Abstract

Regional cerebral glucose utilization was measured in conscious, lightly restrained rats, using the 2-deoxyglucose autoradiographic technique, 10 days after the unilateral injection of kainic acid into the striatum. The stereotactic infusion of kainic acid (2 mug in 2 mul of mock CSF) resulted in lesions localized to the caudate nucleus with no involvement of surrounding brain areas, such as septal nucleus and nucleus accumbens. Only mechanical damage around the needle tract was observed in CSF injected control animals. Local cerebral glucose use was most markedly affected ipsilateral to the infusion site in areas which normally receive input from the caudate nucleus. In globus pallidus and substantia nigra pars reticulata, increases in glucose use of 82% and 74%, respectively, were measured when compared with CSF injected controls.

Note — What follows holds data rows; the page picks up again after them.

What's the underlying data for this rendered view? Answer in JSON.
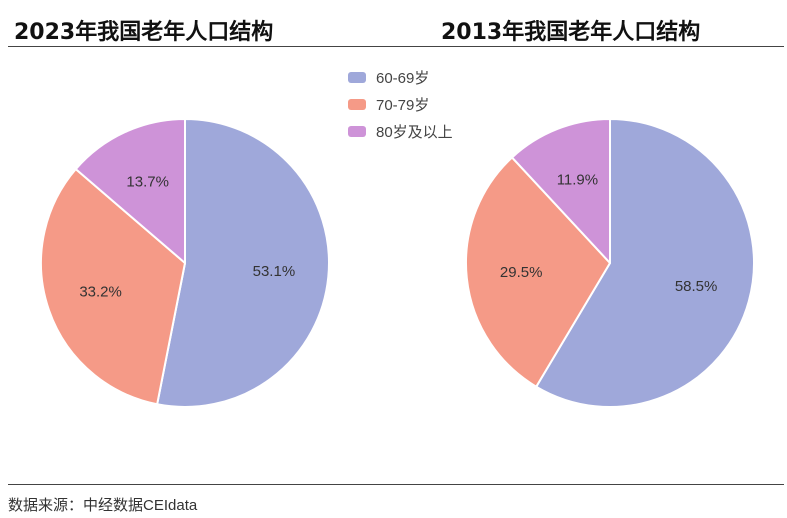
{
  "chart_data": [
    {
      "type": "pie",
      "title": "2023年我国老年人口结构",
      "labels": [
        "60-69岁",
        "70-79岁",
        "80岁及以上"
      ],
      "values": [
        53.1,
        33.2,
        13.7
      ],
      "value_labels": [
        "53.1%",
        "33.2%",
        "13.7%"
      ],
      "colors": [
        "#9fa8da",
        "#f59a87",
        "#ce93d8"
      ],
      "legend_position": "top-center"
    },
    {
      "type": "pie",
      "title": "2013年我国老年人口结构",
      "labels": [
        "60-69岁",
        "70-79岁",
        "80岁及以上"
      ],
      "values": [
        58.5,
        29.5,
        11.9
      ],
      "value_labels": [
        "58.5%",
        "29.5%",
        "11.9%"
      ],
      "colors": [
        "#9fa8da",
        "#f59a87",
        "#ce93d8"
      ],
      "legend_position": "top-center"
    }
  ],
  "legend": {
    "items": [
      {
        "label": "60-69岁",
        "color": "#9fa8da"
      },
      {
        "label": "70-79岁",
        "color": "#f59a87"
      },
      {
        "label": "80岁及以上",
        "color": "#ce93d8"
      }
    ]
  },
  "source": "数据来源：中经数据CEIdata"
}
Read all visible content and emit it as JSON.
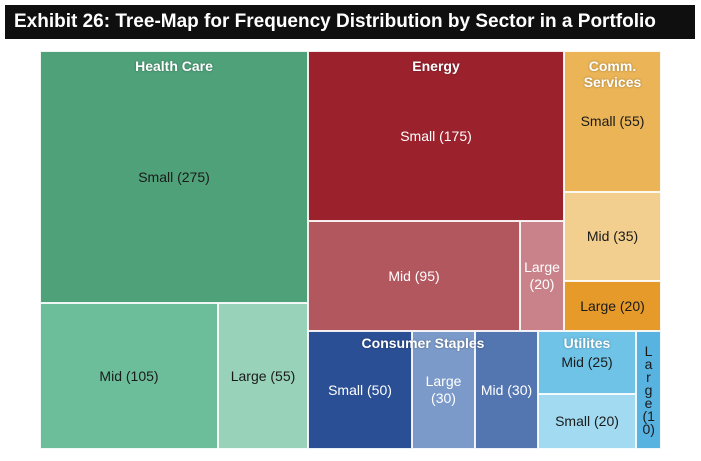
{
  "title": "Exhibit 26: Tree-Map for Frequency Distribution by Sector in a Portfolio",
  "chart_data": {
    "type": "treemap",
    "title": "Exhibit 26: Tree-Map for Frequency Distribution by Sector in a Portfolio",
    "sectors": [
      {
        "name": "Health Care",
        "total": 435,
        "cells": [
          {
            "label": "Small (275)",
            "size": "Small",
            "value": 275,
            "color": "#4fa17a",
            "text_color": "#1a1a1a"
          },
          {
            "label": "Mid (105)",
            "size": "Mid",
            "value": 105,
            "color": "#6cbd9a",
            "text_color": "#1a1a1a"
          },
          {
            "label": "Large (55)",
            "size": "Large",
            "value": 55,
            "color": "#98d2b9",
            "text_color": "#1a1a1a"
          }
        ]
      },
      {
        "name": "Energy",
        "total": 290,
        "cells": [
          {
            "label": "Small (175)",
            "size": "Small",
            "value": 175,
            "color": "#9b222d",
            "text_color": "#ffffff"
          },
          {
            "label": "Mid (95)",
            "size": "Mid",
            "value": 95,
            "color": "#b3575f",
            "text_color": "#ffffff"
          },
          {
            "label": "Large (20)",
            "size": "Large",
            "value": 20,
            "color": "#c9828a",
            "text_color": "#ffffff"
          }
        ]
      },
      {
        "name": "Comm. Services",
        "total": 110,
        "cells": [
          {
            "label": "Small (55)",
            "size": "Small",
            "value": 55,
            "color": "#eab457",
            "text_color": "#1a1a1a"
          },
          {
            "label": "Mid (35)",
            "size": "Mid",
            "value": 35,
            "color": "#f2cf8e",
            "text_color": "#1a1a1a"
          },
          {
            "label": "Large (20)",
            "size": "Large",
            "value": 20,
            "color": "#e69a2a",
            "text_color": "#1a1a1a"
          }
        ]
      },
      {
        "name": "Consumer Staples",
        "total": 110,
        "cells": [
          {
            "label": "Small (50)",
            "size": "Small",
            "value": 50,
            "color": "#2b4f94",
            "text_color": "#ffffff"
          },
          {
            "label": "Large (30)",
            "size": "Large",
            "value": 30,
            "color": "#7b9ac9",
            "text_color": "#ffffff"
          },
          {
            "label": "Mid (30)",
            "size": "Mid",
            "value": 30,
            "color": "#5375b0",
            "text_color": "#ffffff"
          }
        ]
      },
      {
        "name": "Utilites",
        "total": 55,
        "cells": [
          {
            "label": "Mid (25)",
            "size": "Mid",
            "value": 25,
            "color": "#6fc3e7",
            "text_color": "#1a1a1a"
          },
          {
            "label": "Small (20)",
            "size": "Small",
            "value": 20,
            "color": "#a2dbf1",
            "text_color": "#1a1a1a"
          },
          {
            "label": "Large (10)",
            "size": "Large",
            "value": 10,
            "color": "#58b3e1",
            "text_color": "#1a1a1a"
          }
        ]
      }
    ]
  }
}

However, significant increases were also measured in contralateral pallidus and substantia nigra reticulata (16% and 20%, respectively). Of the brain structures examined, significant unilateral increases from control were observed in ipsilateral habenula (23%) and ventrolateral thalamus (13%), and contralateral substantia nigra pars compacta (14%) and sensory-motor cortex (15%). However, the side-to-side difference in response from control was not large. Symmetrical, bilateral increases in glucose use were found in the nucleus accumbens (15%), ventral tegmental area (24%), and red nucleus (17%). The only area in which the measured rate of glucose use was decreased was the ipsilateral caudate nucleus. However, these changes were invariably associated with histologically definable tissue damage. Caution must therefore be exercised in the interpretation of this result and that from other areas where damage was apparent. The increases of functional activity, as measured by glucose utilization within certain regions in the absence of cellular damage, provide an insight into the mechanisms by which overt motor behavior returns to normal a short time after the removal of striatal interneurons and efferent perikarya by the neurotoxic action of kainic acid. Of particular interest are the responses observed contralateral to the affected striato-nigral system in view of the proposed functional interaction between the two sides of the brain in the absence of direct neuronal pathways.